Innovations based on new revenue streams, new pricing mechanisms or more efficient cost structures impacting the other blocks of the business model.

Another example

Malongo offers a subscription to build customer loyalty

Example > when Xerox invented the Xerox 914 in 1958 – one of the first plain paper copiers – the machine was priced too high for the market. Xerox has therefore developed a new economic model. The company has rented photocopiers 95 dollars per month, package including 2,000 free photocopies, and sold 5 cents per additional copy.

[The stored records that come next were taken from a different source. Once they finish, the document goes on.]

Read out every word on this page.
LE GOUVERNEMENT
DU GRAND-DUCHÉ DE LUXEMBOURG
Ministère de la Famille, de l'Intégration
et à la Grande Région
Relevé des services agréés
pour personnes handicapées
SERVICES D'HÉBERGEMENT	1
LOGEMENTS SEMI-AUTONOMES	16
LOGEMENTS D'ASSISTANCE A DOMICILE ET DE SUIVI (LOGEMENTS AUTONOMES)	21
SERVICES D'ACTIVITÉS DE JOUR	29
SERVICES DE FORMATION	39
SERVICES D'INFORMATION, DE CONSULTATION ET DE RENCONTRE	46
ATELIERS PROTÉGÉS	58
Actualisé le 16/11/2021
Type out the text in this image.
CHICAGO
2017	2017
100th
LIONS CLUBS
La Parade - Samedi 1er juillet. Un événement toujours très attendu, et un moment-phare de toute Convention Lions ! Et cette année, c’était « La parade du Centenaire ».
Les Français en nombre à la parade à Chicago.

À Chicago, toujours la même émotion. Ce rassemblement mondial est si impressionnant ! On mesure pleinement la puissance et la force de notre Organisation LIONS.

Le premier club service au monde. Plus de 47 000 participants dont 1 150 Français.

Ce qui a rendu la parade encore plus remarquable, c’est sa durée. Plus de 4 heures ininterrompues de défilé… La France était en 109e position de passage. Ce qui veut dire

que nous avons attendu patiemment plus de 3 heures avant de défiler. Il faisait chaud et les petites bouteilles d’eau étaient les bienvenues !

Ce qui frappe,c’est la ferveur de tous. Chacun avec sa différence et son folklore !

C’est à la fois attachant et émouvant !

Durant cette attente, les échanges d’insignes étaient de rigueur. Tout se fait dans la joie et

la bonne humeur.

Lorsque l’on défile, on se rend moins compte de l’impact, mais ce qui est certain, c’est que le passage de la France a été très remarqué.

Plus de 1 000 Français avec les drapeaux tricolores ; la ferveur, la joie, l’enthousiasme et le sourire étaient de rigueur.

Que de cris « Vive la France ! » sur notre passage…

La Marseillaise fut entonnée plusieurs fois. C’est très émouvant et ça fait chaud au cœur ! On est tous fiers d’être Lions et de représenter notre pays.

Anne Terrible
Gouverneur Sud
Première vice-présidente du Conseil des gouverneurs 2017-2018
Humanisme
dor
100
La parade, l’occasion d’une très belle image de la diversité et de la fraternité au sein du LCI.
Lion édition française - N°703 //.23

Customers were won over and started making thousands of copies every month.

Several epicentres

Innovations driven by multiple epicentres can have a significant impact on multiple blocks of the business model.

Hilti, website 2013

Read our expert’s review

Malongo offers a subscription to build customer loyalty

Example > Hilti, the global manufacturer of professional construction tools, has simply renounced selling tools to its customers in order to rent them tool kits. This represents a significant evolution of the value proposition but also of its revenue streams, since these are now consistent in recurring service revenue.


Title : Economic model, new generation

Authors: Alexandre Osterwalder and Yves Pigneur

Publisher: Pearson

Date of departure : August 2011

Number of pages : 281

Price: €35.50

Alexander Osterwalder is a consultant specializing in business models. Yves Pigneur teaches at HEC Lausanne.